As people move and real estate prices shift, businesses may also make different decisions about where to locate. Some companies are toying with having smaller satellite offices spread around a city or region rather than a single large headquarters. As land becomes cheaper in city centers, other businesses may choose to move downtown. And as people spread out, there may be fewer mixed commercial and residential districts that often define city living.

Those who still have to go to an office will face less-crowded roads, buses and trains, and might be able to afford to live slightly closer to work because of lower housing prices. If a third of people work from home, overall time spent commuting in Los Angeles could drop 32%.

Teleworking has been steadily rising for years as technology has advanced, but the pandemic transformed the landscape overnight. It shifted our understanding of what’s possible and won over many workers and executives who were previously skeptical. Forty-four percent of employers say they feel their employees have been more productive working from home, according to PwC. In addition, companies don’t have to spend significant money on leasing and operating office space.

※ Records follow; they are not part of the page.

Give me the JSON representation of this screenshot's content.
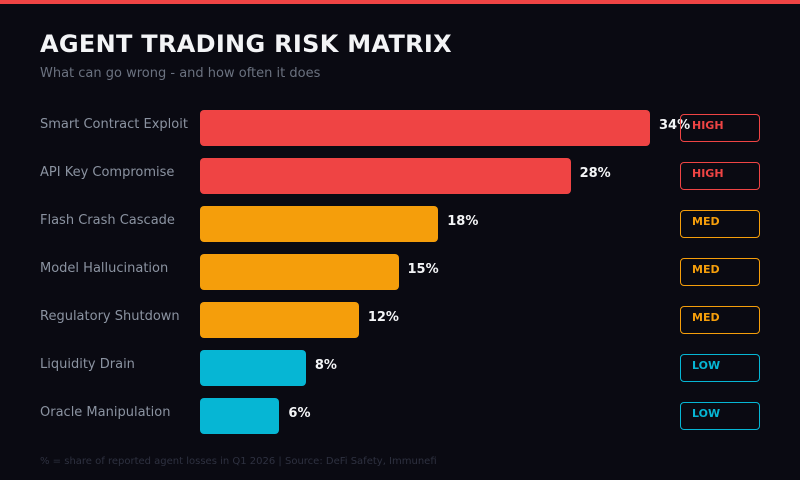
{
  "title": "AGENT TRADING RISK MATRIX",
  "subtitle": "What can go wrong - and how often it does",
  "footnote": "% = share of reported agent losses in Q1 2026 | Source: DeFi Safety, Immunefi",
  "colors": {
    "HIGH": "#ef4444",
    "MED": "#f59e0b",
    "LOW": "#06b6d4",
    "background": "#0a0a12"
  },
  "chart_data": {
    "type": "bar",
    "orientation": "horizontal",
    "categories": [
      "Smart Contract Exploit",
      "API Key Compromise",
      "Flash Crash Cascade",
      "Model Hallucination",
      "Regulatory Shutdown",
      "Liquidity Drain",
      "Oracle Manipulation"
    ],
    "values": [
      34,
      28,
      18,
      15,
      12,
      8,
      6
    ],
    "value_labels": [
      "34%",
      "28%",
      "18%",
      "15%",
      "12%",
      "8%",
      "6%"
    ],
    "severity": [
      "HIGH",
      "HIGH",
      "MED",
      "MED",
      "MED",
      "LOW",
      "LOW"
    ],
    "unit": "%",
    "grid": false
  }
}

However, teleworking’s long-range impact on networking, collaboration and other activities that benefit from face-to-face interaction is not yet known. If it ends up dampening productivity in the long run, it could shrink the economy and depress wages, potentially countering the benefits of lower home prices and less traffic.

Some of us will return to the office after the pandemic ends, if we haven’t already. But many will go in fewer days a week, and some won’t return at all. Teleworking is now an accepted part of society’s fabric, reshaping not only how we work but also where we live — and transforming the very city we call home.

Andrii Parkhomenko is an assistant professor of finance and business economics at the USC Marshall School of Business. This article is based on research he conducted with Matt Delventhal, an assistant professor of economics at Claremont McKenna College, and Eunjee Kwon, a graduate student in economics at USC.